The state's highest court has upheld state legislative redistricting maps drawn earlier this year.
The one-page ruling does state that the court "determined that the Governor’s plan is consistent with the requirements of the Constitution of the United States and the Constitution of Maryland."
Details behind the courts decision will be provided at a later date, according to the court ruling.
The Democrats claim the new districts violate the Maryland Constitution and a 2002 Court of Appeals ruling that governs redistricting. The suit alleges that Gov. Martin O'Malley and the General Assembly drew maps that contradict a 2002 Court of Appeals order that legislative districts be mindful of crossing jurisdictional lines.
The map combines nearly two dozen Baltimore County precincts into a new district that includes some Baltimore City precincts. The result is a new district that stretches the 44th Legislative District in Baltimore City into a portion of western Baltimore County currently represented primarily by Kelley.
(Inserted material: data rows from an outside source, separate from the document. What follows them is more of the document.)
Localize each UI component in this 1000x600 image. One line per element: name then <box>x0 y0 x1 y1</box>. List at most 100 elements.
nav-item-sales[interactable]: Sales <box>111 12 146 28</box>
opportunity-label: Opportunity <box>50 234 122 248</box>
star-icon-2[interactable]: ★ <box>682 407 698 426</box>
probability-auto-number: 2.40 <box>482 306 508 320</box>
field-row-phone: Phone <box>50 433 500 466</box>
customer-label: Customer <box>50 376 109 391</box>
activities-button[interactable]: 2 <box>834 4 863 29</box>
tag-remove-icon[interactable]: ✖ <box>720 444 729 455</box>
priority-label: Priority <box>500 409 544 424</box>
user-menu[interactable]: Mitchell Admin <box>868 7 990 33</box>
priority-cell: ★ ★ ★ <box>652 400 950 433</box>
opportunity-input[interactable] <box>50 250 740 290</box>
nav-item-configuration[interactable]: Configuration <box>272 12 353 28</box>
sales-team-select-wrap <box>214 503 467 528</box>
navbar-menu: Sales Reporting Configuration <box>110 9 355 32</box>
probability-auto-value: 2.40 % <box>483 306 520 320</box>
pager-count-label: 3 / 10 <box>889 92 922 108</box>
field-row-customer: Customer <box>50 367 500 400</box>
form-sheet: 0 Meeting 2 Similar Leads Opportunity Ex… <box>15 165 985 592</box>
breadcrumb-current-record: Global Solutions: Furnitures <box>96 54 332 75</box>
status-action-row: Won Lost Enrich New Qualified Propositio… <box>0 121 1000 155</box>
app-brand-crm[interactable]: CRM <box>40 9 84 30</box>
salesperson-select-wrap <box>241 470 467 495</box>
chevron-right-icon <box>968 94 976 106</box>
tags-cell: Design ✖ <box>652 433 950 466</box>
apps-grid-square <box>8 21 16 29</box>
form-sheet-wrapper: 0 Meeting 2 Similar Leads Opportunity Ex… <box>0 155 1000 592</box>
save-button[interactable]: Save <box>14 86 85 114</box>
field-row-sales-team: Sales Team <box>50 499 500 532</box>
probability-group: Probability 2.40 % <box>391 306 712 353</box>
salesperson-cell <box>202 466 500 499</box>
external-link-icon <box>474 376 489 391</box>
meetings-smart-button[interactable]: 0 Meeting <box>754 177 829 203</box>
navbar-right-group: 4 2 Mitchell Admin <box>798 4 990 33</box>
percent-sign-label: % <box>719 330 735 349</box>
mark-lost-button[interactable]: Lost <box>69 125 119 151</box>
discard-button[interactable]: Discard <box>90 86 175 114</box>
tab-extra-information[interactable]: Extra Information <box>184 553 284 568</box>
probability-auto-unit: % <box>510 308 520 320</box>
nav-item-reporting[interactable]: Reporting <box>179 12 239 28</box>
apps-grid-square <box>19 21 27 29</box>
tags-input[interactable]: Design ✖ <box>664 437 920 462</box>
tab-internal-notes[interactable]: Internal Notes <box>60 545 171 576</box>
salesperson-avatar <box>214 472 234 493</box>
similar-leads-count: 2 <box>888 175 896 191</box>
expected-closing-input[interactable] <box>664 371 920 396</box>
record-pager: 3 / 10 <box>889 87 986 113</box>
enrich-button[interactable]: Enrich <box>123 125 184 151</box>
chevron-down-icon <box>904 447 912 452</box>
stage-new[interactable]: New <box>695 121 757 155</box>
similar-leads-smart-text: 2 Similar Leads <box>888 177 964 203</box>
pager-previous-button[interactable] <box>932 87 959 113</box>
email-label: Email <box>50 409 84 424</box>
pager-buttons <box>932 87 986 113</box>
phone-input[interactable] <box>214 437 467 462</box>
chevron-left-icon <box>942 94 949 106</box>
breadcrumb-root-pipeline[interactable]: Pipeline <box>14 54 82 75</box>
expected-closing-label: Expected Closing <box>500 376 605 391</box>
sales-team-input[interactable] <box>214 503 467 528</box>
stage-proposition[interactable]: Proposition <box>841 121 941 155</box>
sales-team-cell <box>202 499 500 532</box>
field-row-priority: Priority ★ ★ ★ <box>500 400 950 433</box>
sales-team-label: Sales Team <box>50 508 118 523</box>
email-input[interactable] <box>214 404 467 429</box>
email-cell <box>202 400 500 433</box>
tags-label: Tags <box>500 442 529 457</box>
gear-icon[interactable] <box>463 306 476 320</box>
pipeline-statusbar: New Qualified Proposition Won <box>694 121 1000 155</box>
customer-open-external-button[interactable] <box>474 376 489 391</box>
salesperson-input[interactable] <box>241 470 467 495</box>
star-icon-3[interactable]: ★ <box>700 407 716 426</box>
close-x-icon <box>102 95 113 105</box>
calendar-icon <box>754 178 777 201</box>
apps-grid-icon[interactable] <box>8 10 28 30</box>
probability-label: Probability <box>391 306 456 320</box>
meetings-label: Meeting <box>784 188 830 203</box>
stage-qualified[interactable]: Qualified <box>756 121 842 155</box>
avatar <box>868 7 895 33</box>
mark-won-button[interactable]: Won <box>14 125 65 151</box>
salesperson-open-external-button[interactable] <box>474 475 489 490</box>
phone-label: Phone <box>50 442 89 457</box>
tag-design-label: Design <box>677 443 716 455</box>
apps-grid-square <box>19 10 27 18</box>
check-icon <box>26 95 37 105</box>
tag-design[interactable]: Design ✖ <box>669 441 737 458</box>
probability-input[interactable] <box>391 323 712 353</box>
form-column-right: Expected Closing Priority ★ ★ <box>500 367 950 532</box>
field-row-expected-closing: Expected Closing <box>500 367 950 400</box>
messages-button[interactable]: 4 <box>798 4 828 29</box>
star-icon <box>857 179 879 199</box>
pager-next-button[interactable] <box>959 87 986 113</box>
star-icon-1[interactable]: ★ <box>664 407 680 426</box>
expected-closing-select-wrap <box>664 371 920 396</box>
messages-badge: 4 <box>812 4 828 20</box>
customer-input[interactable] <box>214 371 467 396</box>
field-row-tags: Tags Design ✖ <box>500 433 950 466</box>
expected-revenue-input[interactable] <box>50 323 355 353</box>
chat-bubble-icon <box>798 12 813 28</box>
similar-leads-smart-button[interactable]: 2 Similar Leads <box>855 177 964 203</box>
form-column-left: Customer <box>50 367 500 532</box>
Brochin and Kelley's lawsuit further alleges that the maps violate constitutional requirements that the legislative districts be compact.
Brochin's new district stretches from the Baltimore City-County line to Northern Baltimore County. The changes to Kelley's district pushed other county legislative districts in Baltimore County—such as the 42nd— north.
Finally, the suit alleges that the city, with a population of 620,961, should have just five districts all fully within its borders—a loss of one from its current configuration which was drawn by the Court of Appeals in 2002.
Baltimore County, with a population of 805,029, should have at least six full legislative districts fully within its borders. Currently, the county is represented by eight legislative districts. Three of those—the 5th, 7th and 12th—are shared with Carroll, Harford and Howard counties, respectively.
The lawsuit claims the plan "fails to recognize the growing population imbalance between Baltimore City and Baltimore County."